I'm currently wondering if I could have one of the Tetrinsics as a "master" IC, instead of requiring a seperate microcontroller for use in #Tetent [gd0090]. The current IC of choice clocks in at a speedy 48Mhz, but the 16K of RAM is a bit of a concern.
I went to Digikey to see what other options are out there, and this chip is convinient:
The M031TD2AE seems to be a 64KB version of the initial chip I found in the previous log. I then looked into the memory sizes of popular DIY keyboard microcontroller choices, and quite a few of them are 32KB, so 64KB should be large enough to upload a full input device firmware.

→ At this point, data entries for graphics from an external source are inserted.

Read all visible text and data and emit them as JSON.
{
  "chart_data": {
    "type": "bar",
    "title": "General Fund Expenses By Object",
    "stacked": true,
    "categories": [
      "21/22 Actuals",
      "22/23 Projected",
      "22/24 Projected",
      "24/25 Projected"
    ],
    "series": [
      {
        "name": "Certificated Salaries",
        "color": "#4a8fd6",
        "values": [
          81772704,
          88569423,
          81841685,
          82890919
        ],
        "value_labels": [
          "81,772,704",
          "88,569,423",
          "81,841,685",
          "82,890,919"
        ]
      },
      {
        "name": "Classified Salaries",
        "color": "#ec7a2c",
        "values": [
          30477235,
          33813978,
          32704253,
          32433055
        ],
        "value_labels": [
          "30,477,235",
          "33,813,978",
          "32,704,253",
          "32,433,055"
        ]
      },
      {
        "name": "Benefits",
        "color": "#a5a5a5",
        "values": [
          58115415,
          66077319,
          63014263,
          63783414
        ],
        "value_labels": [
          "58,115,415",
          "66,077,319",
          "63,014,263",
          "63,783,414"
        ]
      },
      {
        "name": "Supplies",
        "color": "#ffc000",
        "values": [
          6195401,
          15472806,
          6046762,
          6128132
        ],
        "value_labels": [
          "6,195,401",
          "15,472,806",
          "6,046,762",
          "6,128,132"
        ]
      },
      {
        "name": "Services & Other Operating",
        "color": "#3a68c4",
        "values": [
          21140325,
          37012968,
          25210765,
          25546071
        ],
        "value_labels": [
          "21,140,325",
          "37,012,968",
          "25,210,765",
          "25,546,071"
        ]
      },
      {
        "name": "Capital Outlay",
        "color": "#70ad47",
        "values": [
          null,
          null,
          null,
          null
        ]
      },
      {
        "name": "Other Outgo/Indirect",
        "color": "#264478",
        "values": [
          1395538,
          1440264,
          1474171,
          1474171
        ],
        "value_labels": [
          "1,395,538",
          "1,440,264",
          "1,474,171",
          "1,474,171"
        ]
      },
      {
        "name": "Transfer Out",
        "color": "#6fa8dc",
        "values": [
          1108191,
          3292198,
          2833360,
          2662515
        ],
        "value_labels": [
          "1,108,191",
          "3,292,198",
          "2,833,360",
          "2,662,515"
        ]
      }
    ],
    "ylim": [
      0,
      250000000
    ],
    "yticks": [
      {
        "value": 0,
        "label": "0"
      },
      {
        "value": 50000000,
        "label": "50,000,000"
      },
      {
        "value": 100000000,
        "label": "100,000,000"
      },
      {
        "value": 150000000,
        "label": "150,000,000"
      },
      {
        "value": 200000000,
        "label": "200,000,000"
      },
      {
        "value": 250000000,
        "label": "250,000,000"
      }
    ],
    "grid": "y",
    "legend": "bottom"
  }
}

Another cool thing is that it seems that JLCPCB's SMT service has it in stock too.
For a 4x4 package, it sure comes with a lot of juicy features. The money saved from omitting the multiplexer has gone straight into a more ideal microcontroller chip, as my ex-VAT chip total is currently £133.
I've also missed the deadline for the XIAO keyboard contest, so using their microcontrollers is no longer a soft requirement.
I2C Device Addressing
Yesterday, I determined that I was going to use I2C as the communication protocol between Tetrinsics. The only concern was how I was going to set the device addresses.
Right now, I'm hoping that I can have a "sense" line on the ribbon cable and detect the resistance between the I2C data line or something like that. If each Tetrinsic adds a set ohmic value to the resistance, firmware should be able to determine how far down the daisy chain it is. For example, if 5k resistors are used, 15k resistance detected between the data and sense lines would mean that the firmware gives the current Tetrinsic the 3rd valid device address.
Along with now having to learn about the large world of microcontrollers (at least enough to create a working schematic for it) I'm thinking of creating PCBs for Tetent and #Tetent Timespy [gd0136] to save on shipping costs. I'm also thinking of having 1 large Digikey order instead of 2 or 3 seperate ones.